The ability to dynamically score, or to run regression, clustering,
neural net, and other analytic algorithms within the database server
environment-thereby pushing the processing and deep analytics to where
the data lives-reduces the latencies that are associated with moving
data, and increases flexibility in end user analytic capabilities.
SAS Scoring Accelerator for DB2 enables
the scoring process to be done inside the database and does not require
data movement. Prior to Version 4.1, SAS Scoring Accelerator for DB2 translated the models that were
developed by SAS Enterprise Miner into scoring functions that could
be deployed inside the DB2 data
server. The scoring functions could be used in SQL statements like
other DB2 user-defined scalar
functions, providing the following benefits:
- Reduced data movement and storage requirements
- Better data governance (most of the data stays inside the database)
- Greater computational power from the relational database management
system (RDBMS)
- Better productivity through a shorter cycle of ideas to product
New enhancements in SAS Scoring Accelerator for DB2 Version 4.1, which eliminate the need to
register scalar user-defined functions (UDFs), make the process of
deploying and running scoring models in DB2 more
dynamic, and result in better performance when executing models against
large data sets. Scoring models that were developed for SAS Enterprise
Miner can be deployed in a DB2 database
in their native form. The models can be referenced and used in SQL
statements through an analytic expression.
- The ANALYZE_TABLE expression, which you can specify on the table-reference
clause of a subselect, enables you to efficiently execute scoring
models. For more information, see "table-reference clause" or "Analyze
table expressions" in the "subselect" topic.

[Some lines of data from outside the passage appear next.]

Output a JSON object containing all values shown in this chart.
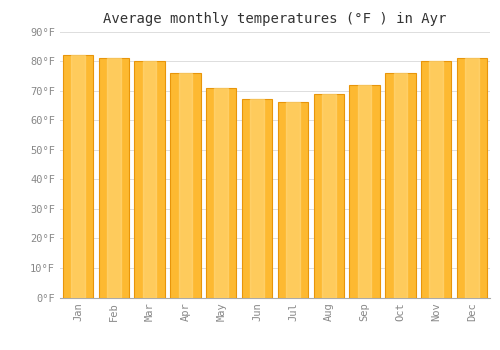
{
  "title": "Average monthly temperatures (°F ) in Ayr",
  "months": [
    "Jan",
    "Feb",
    "Mar",
    "Apr",
    "May",
    "Jun",
    "Jul",
    "Aug",
    "Sep",
    "Oct",
    "Nov",
    "Dec"
  ],
  "values": [
    82,
    81,
    80,
    76,
    71,
    67,
    66,
    69,
    72,
    76,
    80,
    81
  ],
  "bar_color_main": "#FDB931",
  "bar_color_light": "#FFDD88",
  "bar_color_dark": "#E8950A",
  "background_color": "#FFFFFF",
  "grid_color": "#DDDDDD",
  "ylim": [
    0,
    90
  ],
  "yticks": [
    0,
    10,
    20,
    30,
    40,
    50,
    60,
    70,
    80,
    90
  ],
  "ytick_labels": [
    "0°F",
    "10°F",
    "20°F",
    "30°F",
    "40°F",
    "50°F",
    "60°F",
    "70°F",
    "80°F",
    "90°F"
  ],
  "title_fontsize": 10,
  "tick_fontsize": 7.5,
  "tick_color": "#888888",
  "spine_color": "#AAAAAA"
}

- The DB2_SAS_SETTINGS registry variable enables
the SAS EP. Use the db2set command to configure
its settings. For more information, see the "Miscellaneous variables" topic.
- The SAS EP library is loaded and run in a fenced-mode process
named db2sasep. In a partitioned database environment, this process
runs on each database partition of the DB2 instance.
For more information, see the "db2ida - Stop or restart the SAS
embedded process command" topic.
- TBFUNC is a new explain operator type.
- When SAS queries are processing, DB2 agents
might have to wait during communications with the SAS EP. This can
occur when sending data to the SAS EP or when receiving data from
the SAS EP. Two new in-database analytics wait times in the time spent
hierarchy (ida_send_wait_time and ida_recv_wait_time) provide visibility
into the impact of these waits on overall system and query performance.